Rens Brankaert: “The absenteeism rate fell from 15 percent to under 5 percent. And the number of crisis cases went down to a third in two years. But for this kind of initiative you need pioneers who are open to change and who dare to go against what is usual in healthcare. There’s still a world to be won there.”
Rens Brankaert: “I notice from the reactions to our concept that people really endorse it and also have a bit of an ‘aha moment.” But that’s not all. You also have to take the tools you develop to the institutions and train people for them. People with dementia are not always accessible. You have to organize it, and frame it properly ethically. How do you do that in a good way?”
Wijnand IJsselsteijn: “In that respect, we have a very important ally in Alzheimer Nederland, of course. They’re very interested and think along with us. It would be great if the insurers were to step up to the plate.
They probably don’t quite see the earnings model yet. And yet with warm technology you can certainly make a profit in terms of prevention, reducing absenteeism among care staff and reducing the use of sedatives. In the world of Alzheimer’s, a lot of money is still going to psychopharmaceuticals and drug research. But we believe that this disease will not be resolved in the coming decades. So that’s something you have to deal with now, and where warm technology can help.”
Beyond sensors and touchscreens
Rens Brankaert: “Another challenge is the suppliers of the technology.

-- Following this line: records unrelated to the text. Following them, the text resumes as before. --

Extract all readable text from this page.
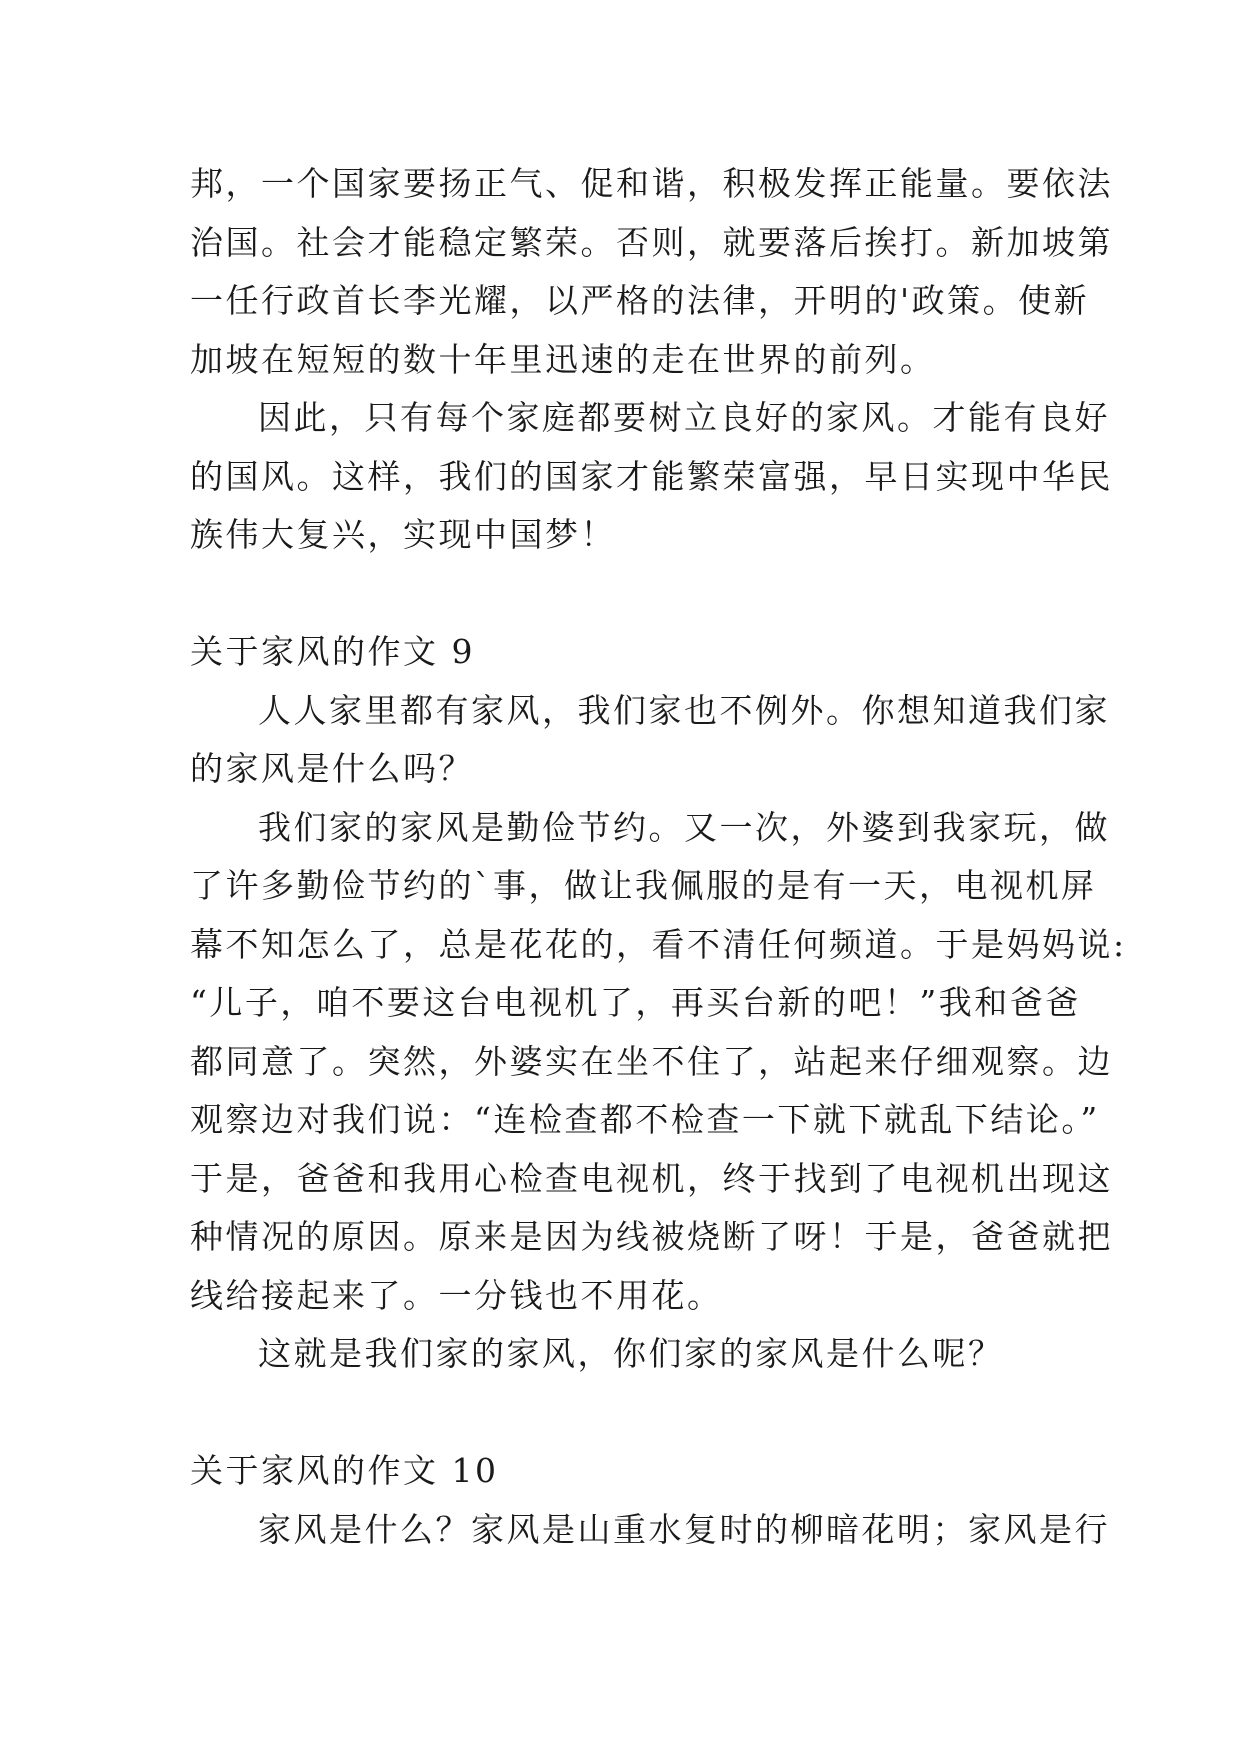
邦，一个国家要扬正气、促和谐，积极发挥正能量。要依法
治国。社会才能稳定繁荣。否则，就要落后挨打。新加坡第
一任行政首长李光耀，以严格的法律，开明的'政策。使新
加坡在短短的数十年里迅速的走在世界的前列。
因此，只有每个家庭都要树立良好的家风。才能有良好
的国风。这样，我们的国家才能繁荣富强，早日实现中华民
族伟大复兴，实现中国梦！
关于家风的作文 9
人人家里都有家风，我们家也不例外。你想知道我们家
的家风是什么吗？
我们家的家风是勤俭节约。又一次，外婆到我家玩，做
了许多勤俭节约的`事，做让我佩服的是有一天，电视机屏
幕不知怎么了，总是花花的，看不清任何频道。于是妈妈说:
“儿子，咱不要这台电视机了，再买台新的吧！”我和爸爸
都同意了。突然，外婆实在坐不住了，站起来仔细观察。边
观察边对我们说：“连检查都不检查一下就下就乱下结论。”
于是，爸爸和我用心检查电视机，终于找到了电视机出现这
种情况的原因。原来是因为线被烧断了呀！于是，爸爸就把
线给接起来了。一分钱也不用花。
这就是我们家的家风，你们家的家风是什么呢？
关于家风的作文 10
家风是什么？家风是山重水复时的柳暗花明；家风是行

Companies obviously have to make money and don’t always have the time to make a lot of iterations or to do long-term research into the effects. You also see that companies are still placing a lot of emphasis on sensors that give a signal if something is wrong. There are now many companies in the Netherlands that market a similar monitoring system.
I would like to challenge these companies to think with us about how things can be done differently, how we can expand and improve their services. But that’s a difficult step to take, also because we as scientists sometimes miss opportunities. Then we make a prototype, and write a paper about it, and that’s it.”
Wijnand IJsselsteijn: “We also really need to get rid of all those little screens and touchscreens. The world is simply not a glass plate, behind which things happen that you can indirectly touch. The world has relief and form, and it is precisely this multi-sensory richness that you want to try and bring back. Artificial intelligence can also play a role in this, precisely because it is adaptive, it can learn from changing circumstances and users.”
“An important premise of warm technology is also that the technology becomes invisible. The product or service just does what it is supposed to do, and does it very well, and the technology fades into the background. And don’t forget the form factor. The tools we make should not only work, they should also be beautiful and not stigmatize people when used within in their homes. So that people can identify with them, and be proud of them.”
Revolution
Rens Brankaert: “In the end, it comes down to using warm technology to add life to years, rather than just years to life. This more or less requires a revolution within in our entire care system. The new collaboration between our Dementia & Technology Expertise Center and Alzheimer Nederland aims to be the driving force for that.”